In the long term, generative AI features will truly become ubiquitous when we can reliably achieve the right balance between cost, performance, quality, and reliability. Observability helps companies maintain reliability, quality, and efficiency throughout all components of the AI technology stack, alongside services and infrastructure, so that they have the data they need to make decisions that limit expenses and maximise return on investment (ROI).

As the biggest players in tech continue to battle for AI market leadership, the technology landscape will remain unpredictable. Companies developing AI features need to be realistic about their goals and their needs.
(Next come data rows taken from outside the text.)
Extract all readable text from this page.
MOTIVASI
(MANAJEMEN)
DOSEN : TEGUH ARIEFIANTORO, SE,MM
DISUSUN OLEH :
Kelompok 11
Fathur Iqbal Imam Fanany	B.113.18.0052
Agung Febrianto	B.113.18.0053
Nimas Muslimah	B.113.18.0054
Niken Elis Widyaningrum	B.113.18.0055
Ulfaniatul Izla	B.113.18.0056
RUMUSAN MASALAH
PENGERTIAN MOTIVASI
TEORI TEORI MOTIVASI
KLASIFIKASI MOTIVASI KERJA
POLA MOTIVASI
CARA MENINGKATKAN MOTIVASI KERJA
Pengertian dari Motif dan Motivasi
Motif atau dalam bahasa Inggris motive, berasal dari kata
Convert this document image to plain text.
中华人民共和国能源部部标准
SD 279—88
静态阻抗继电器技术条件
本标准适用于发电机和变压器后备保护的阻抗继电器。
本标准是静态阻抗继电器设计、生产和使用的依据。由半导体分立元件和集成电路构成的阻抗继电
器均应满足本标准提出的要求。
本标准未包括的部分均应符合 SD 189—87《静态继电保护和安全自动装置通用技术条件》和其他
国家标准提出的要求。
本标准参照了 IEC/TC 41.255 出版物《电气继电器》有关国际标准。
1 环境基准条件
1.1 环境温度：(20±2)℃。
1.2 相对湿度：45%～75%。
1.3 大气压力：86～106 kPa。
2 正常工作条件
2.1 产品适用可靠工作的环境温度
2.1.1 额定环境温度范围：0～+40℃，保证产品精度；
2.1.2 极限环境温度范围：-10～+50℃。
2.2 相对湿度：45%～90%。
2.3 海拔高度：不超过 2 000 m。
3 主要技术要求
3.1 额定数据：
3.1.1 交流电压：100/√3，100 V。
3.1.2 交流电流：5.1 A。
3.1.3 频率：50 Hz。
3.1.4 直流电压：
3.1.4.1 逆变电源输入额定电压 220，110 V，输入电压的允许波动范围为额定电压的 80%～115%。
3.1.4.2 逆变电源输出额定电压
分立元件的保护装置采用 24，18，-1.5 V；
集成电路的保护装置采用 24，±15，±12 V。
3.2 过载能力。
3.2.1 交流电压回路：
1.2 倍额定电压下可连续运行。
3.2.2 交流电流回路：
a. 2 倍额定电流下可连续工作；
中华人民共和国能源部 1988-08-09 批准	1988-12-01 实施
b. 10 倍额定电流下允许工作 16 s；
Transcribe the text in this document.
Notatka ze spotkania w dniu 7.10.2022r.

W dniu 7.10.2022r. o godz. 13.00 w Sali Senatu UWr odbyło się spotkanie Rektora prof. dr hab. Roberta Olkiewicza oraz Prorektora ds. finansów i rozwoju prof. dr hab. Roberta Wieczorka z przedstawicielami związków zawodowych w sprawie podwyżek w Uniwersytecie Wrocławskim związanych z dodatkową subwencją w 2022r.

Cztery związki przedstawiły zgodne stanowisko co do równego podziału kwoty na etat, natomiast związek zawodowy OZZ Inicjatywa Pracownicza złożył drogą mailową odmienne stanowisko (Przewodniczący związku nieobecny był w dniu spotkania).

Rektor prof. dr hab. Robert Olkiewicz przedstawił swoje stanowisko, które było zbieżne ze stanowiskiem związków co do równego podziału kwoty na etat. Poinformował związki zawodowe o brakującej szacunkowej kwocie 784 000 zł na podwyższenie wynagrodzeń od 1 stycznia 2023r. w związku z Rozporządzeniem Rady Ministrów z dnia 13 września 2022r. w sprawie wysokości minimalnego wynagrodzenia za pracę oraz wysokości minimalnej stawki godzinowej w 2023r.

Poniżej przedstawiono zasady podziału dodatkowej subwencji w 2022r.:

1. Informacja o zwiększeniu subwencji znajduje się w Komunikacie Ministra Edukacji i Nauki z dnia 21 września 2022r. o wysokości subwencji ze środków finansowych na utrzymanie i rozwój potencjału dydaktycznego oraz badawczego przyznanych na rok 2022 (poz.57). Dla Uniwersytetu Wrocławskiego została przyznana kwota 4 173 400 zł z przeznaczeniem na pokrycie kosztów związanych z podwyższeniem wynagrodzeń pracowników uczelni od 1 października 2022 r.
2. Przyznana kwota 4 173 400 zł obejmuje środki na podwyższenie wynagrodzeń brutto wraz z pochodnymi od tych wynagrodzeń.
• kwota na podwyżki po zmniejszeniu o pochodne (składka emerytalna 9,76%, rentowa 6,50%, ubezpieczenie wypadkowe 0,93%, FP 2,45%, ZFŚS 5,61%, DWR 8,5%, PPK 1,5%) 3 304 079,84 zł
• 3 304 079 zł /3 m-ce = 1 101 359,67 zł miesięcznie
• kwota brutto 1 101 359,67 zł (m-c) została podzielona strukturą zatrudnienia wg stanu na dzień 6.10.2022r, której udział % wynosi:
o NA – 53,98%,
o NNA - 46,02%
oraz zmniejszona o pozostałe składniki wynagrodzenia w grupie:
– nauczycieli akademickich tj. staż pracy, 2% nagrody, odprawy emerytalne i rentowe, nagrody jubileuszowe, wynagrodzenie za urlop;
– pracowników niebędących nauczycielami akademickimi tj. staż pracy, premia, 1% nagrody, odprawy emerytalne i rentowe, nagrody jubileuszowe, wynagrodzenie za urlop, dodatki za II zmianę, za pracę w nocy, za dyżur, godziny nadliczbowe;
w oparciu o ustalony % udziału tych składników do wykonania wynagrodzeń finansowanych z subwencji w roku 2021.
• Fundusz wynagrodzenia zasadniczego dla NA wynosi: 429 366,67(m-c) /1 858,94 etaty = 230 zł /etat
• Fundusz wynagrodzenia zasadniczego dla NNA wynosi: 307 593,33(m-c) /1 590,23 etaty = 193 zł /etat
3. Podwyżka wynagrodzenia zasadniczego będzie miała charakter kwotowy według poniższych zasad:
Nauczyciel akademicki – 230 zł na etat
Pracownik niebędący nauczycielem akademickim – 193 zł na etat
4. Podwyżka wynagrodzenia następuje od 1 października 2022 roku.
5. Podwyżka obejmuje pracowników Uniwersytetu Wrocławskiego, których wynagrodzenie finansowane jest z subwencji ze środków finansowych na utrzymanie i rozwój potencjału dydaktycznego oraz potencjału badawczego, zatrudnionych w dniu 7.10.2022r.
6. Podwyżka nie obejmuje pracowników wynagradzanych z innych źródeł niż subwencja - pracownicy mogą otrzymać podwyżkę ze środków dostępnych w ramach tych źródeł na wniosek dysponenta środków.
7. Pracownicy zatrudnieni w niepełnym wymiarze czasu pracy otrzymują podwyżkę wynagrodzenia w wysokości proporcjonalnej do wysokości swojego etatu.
Those that can step back from the cutting edge will benefit consistently from more affordable AI services while still delivering value and innovation to their customers; they just need to identify the right use cases and use emerging AI-supportive techniques to get the most out of those LLMs. Companies that need to be at the forefront of AI or have good reason to use bleeding-edge models, on the other hand, will have no choice but to pay a steep price at the LLM layer. But for both types of organisations, observability needs to be a constant to enable proactive, data-backed decisions around AI investments.